I was eager to hear about his years in Provincetown, in the 1960s, long before I began going there in the '80s. It's where he had met Bob and launched their 32-year romance. He'd started as a dishwasher at Sal's Place, in the West End, before moving up his second year to waiter and, eventually, head waiter. Like many painters, musicians, and writers, what he did for a living was very different from what he felt called to do.

"You're easy to talk to," he told me, a couple of times. So was he. He took it in stride, a part of his new acquaintance's unfolding narrative, when I told him about the "real story" behind my stories: my own biography, including the big, unexpected bump in the road seven hears ago next month, when my doctor said, "I have bad news on the HIV test." No judgments, no arched eyebrows like I've seen too often on my peers' self-assured faces. Morrie simply said I was fortunate to have been diagnosed when there was finally effective medical treatment. So many, so very many of our brothers were not so fortunate.

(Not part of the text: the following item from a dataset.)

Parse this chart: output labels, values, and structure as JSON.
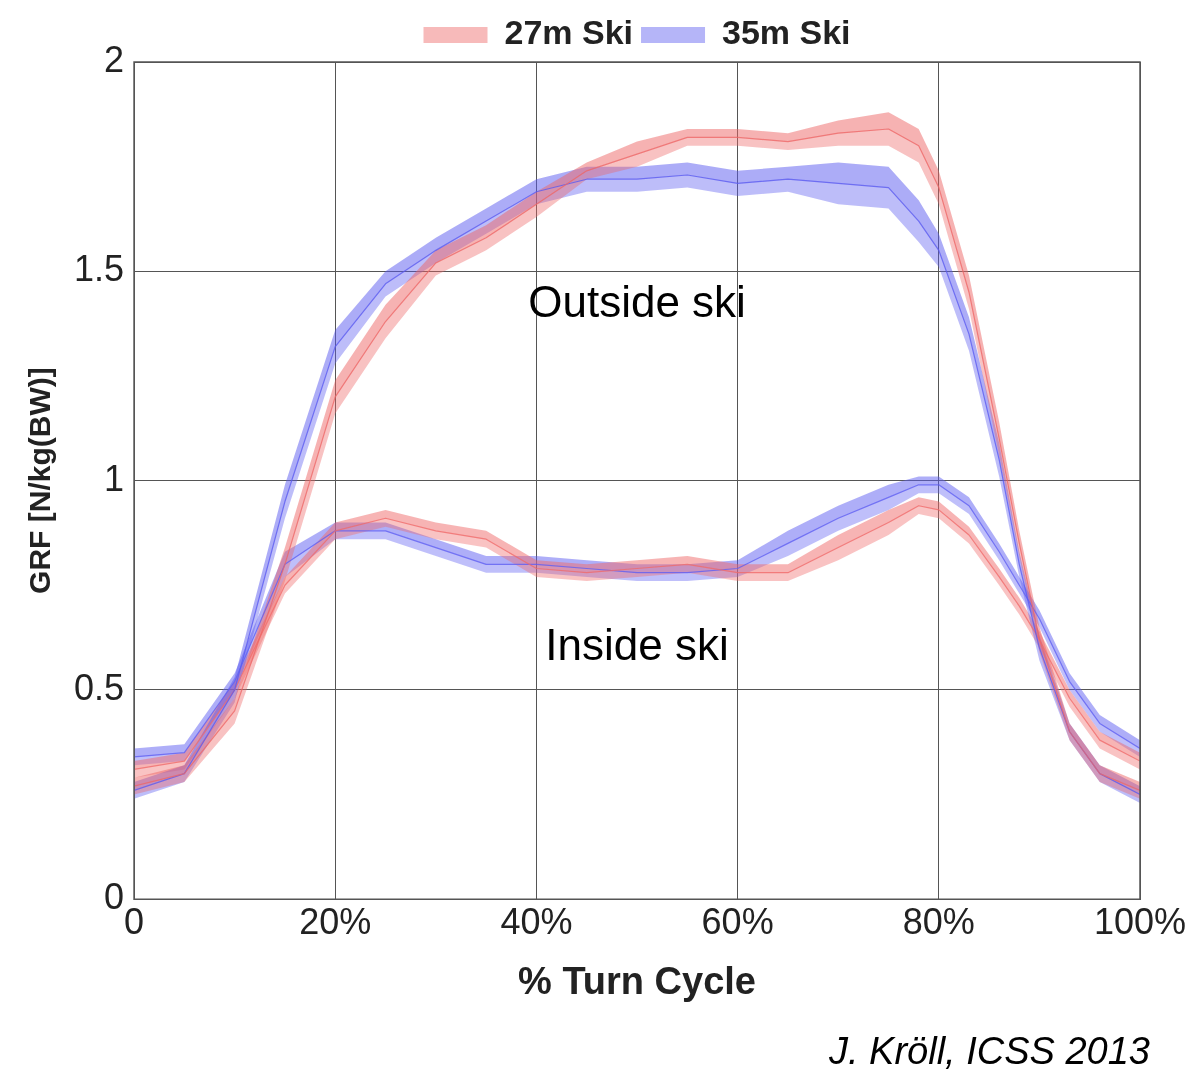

I invited him to join me and two friends I'd invited to dinner Friday night. My favorite thing in the world, at least one of them, is to cook for friends. If they stay until midnight, I count my dinner party a success. They stayed till after midnight, having eaten every course despite the threat of burst belts and exploding bellies after each one.

Morrie was the hit of the party. I'm lucky to have friends who, as I do, revere our elders and soak up the drops of wisdom woven like pearls into the fabric of their stories.

We thought afterward that we had offered Morrie something, too: listening ears, real questions. How's it been since Bob died? Is there another love left in him? Most unlike the nurse at the hospital he volunteers at, who asked, "Do you have children?" and asked nothing more when he said no.

Of all of Morrie's stories that I've enjoyed so far, the one about a long-ago visit to Puerto Vallarta touched me deepest, choking me up.

At the end of a two-week stay, about to leave the next day, he said to a woman who had little in the way of money or material goods, whose daughter was joyfully feasting on a juicy ripe orange, "I'm so sad I have to leave tomorrow."

"Why be sad?" she said. "It's a beautiful day today."